Saturday night the buyer showed up at the seller's home, looking like a college student, the seller said. The suspect arrived at the victim’s home at approximately 7:45 p.m., according to Montgomery County police.

The seller allowed the suspect into the front foyer of his home. As the suspect was examining one iPad, he then grabbed the other iPad from the man’s grasp and ran off.

A neighbor says her young niece was just steps away as the thief sprinted into the woods to get away.

“I really don't like it, I don't trust it very much,” the neighbor said about Craigslist. She would only give her first name, Maria. “I think it’s very unsafe.”

Police say the website allows thieves to surf for victims. A Montgomery County police spokesman tells ABC7 to complete sales in a public area and never agree to meet a buyer alone. Police recommend to demand an ID before presenting money or merchandise.

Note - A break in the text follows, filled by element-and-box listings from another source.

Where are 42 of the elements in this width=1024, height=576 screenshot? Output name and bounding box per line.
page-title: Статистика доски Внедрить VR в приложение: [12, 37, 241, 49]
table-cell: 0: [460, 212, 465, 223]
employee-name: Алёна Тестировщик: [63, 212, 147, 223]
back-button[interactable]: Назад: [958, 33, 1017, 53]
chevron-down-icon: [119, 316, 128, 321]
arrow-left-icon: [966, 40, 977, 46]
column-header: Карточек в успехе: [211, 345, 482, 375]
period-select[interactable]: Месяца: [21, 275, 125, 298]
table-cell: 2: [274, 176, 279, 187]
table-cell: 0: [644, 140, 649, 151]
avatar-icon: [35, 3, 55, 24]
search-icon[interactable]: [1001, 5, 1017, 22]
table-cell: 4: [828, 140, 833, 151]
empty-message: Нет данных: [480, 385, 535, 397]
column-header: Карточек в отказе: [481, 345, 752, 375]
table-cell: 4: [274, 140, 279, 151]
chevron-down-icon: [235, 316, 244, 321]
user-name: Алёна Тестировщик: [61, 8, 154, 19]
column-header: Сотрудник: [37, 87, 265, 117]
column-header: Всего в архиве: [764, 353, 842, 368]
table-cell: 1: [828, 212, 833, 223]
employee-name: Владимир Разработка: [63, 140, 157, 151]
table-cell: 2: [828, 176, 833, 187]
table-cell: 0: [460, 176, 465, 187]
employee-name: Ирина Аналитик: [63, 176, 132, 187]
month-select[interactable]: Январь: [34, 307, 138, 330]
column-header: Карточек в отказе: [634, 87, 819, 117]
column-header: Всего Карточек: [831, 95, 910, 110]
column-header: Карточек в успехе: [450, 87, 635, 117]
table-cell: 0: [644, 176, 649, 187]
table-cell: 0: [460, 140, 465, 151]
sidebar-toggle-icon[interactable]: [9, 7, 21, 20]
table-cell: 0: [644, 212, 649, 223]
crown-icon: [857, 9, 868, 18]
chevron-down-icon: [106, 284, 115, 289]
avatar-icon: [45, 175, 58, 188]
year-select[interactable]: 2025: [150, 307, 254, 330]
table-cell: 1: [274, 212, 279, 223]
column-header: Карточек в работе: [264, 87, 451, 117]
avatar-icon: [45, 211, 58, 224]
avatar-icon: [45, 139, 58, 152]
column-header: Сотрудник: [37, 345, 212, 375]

Police advise anyone who is selling property to follow these guidelines:

• If possible, do not go alone and meet in a public, well-traveled, and well-lit location.
• Let a family member or friend know your destination and the time of your appointment.
• Never allow anyone into your home, if at all possible.
• If you have an immoveable item to sell, have a friend and/or family member with you when the buyer arrives at your home.
• Prior to meeting a buyer, obtain a valid phone number and name from the buyer.
• When meeting the subject, ask for a valid government photo/identification card.
• If at all possible, obtain a license plate number from the buyer’s vehicle.

“These people will take every opportunity to take what belongs to you and they want,” Officer Howard Hersh said.

The iPad victim says he will take precautions in the future. “I will think twice before I sell anything expensive there,” he said. “Before any transaction I think I should have my friend or another person with me.”